Content on this page may not be up to date. Some images I like, mostly photographs, are at User:Ilzolende/favorites.
I'm currently into SVG heraldry. Specifically, I'm interested in categorizing things and filling out Category:SVG coat of arms elements - charges, usually with charges extracted from extant arms. My experience is that COA sourcing metadata often isn't present and people will copy and paste charges without attribution. Given this, I try to find the oldest occurrence of any given depiction of a charge and treat it as the original. However, I may be wrong about this. If you have better sourcing for any of my uploads, please correct me!
I think it's valuable to try to find the original instance of a heraldic charge, or at least an early instance, because often errors and cruft accumulate as charges are copied between shields, and chains of attribution get chaotic. (I've seen a lot of shields with gradients they never use in the definitions, and a lot of charges where the original author used detail lines with no fill that then received inappropriate fills, as well as excess matrix transformations.)

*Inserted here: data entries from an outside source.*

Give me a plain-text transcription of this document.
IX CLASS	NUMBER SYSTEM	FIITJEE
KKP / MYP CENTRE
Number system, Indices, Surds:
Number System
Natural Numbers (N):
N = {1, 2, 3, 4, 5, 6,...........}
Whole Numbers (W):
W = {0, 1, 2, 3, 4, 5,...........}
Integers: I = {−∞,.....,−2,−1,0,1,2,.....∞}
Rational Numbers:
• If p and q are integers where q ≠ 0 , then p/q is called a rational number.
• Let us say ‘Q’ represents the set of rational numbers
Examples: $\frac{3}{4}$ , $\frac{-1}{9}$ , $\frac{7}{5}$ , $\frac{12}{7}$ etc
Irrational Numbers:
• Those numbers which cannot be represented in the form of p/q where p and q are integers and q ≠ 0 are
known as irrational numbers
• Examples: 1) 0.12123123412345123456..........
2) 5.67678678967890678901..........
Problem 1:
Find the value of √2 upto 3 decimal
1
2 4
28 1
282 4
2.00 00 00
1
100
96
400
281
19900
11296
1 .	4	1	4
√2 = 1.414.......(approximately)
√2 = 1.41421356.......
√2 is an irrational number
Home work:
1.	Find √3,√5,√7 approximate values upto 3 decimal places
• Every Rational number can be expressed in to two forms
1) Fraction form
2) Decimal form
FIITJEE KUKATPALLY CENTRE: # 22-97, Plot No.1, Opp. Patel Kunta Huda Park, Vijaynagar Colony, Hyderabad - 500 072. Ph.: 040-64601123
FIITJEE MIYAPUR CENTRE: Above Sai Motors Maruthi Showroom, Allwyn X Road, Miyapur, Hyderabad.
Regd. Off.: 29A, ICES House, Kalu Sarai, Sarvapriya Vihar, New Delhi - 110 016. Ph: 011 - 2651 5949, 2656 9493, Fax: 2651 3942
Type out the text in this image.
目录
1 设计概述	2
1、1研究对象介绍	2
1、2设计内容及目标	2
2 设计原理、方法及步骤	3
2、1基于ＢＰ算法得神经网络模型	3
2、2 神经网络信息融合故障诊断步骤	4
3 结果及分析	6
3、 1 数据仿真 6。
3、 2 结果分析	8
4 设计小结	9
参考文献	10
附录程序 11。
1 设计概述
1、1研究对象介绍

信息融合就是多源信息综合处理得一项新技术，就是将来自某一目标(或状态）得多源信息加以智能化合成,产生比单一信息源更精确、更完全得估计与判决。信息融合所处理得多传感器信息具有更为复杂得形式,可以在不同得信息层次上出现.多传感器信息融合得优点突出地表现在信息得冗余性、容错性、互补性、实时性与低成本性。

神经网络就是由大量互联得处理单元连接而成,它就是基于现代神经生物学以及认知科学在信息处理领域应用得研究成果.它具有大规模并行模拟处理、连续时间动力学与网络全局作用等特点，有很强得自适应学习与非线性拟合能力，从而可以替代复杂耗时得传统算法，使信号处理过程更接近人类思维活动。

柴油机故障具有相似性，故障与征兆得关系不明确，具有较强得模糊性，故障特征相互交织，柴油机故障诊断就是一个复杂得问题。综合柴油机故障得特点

I currently attribute extracted charges to the original creator (if I identify them!) in the author/artist field, which people citing the charge use, but list myself in the SVG development field. If I make a lot of changes, I might also list myself as creating a derivative work in the author/artist field. If I've extracted a charge from your work, and you'd like to be listed in the SVG development field, please feel free to edit and let me know so I can list you going forward.
I often give my uploads somewhat arbitrary names in hopes of easing future disambiguation.
Also, I sometimes bring in SVG images from publicdomainq.net, and I think more people should consider doing the same. Yes, the site's images are tagged only in Japanese, and it appears to require you to complete a quiz before you can download an image. However, with Wiktionary as a translation tool, searching the site becomes not that difficult. Additionally, you can just select every quiz answer until you get the right one. The downloads are Illustrator or EPS but can be converted to SVG in Inkscape. (I do recommend removing clip paths, making transforms be round numbers, and maybe removing unnecessary styling, but you can likely get away with not doing that.)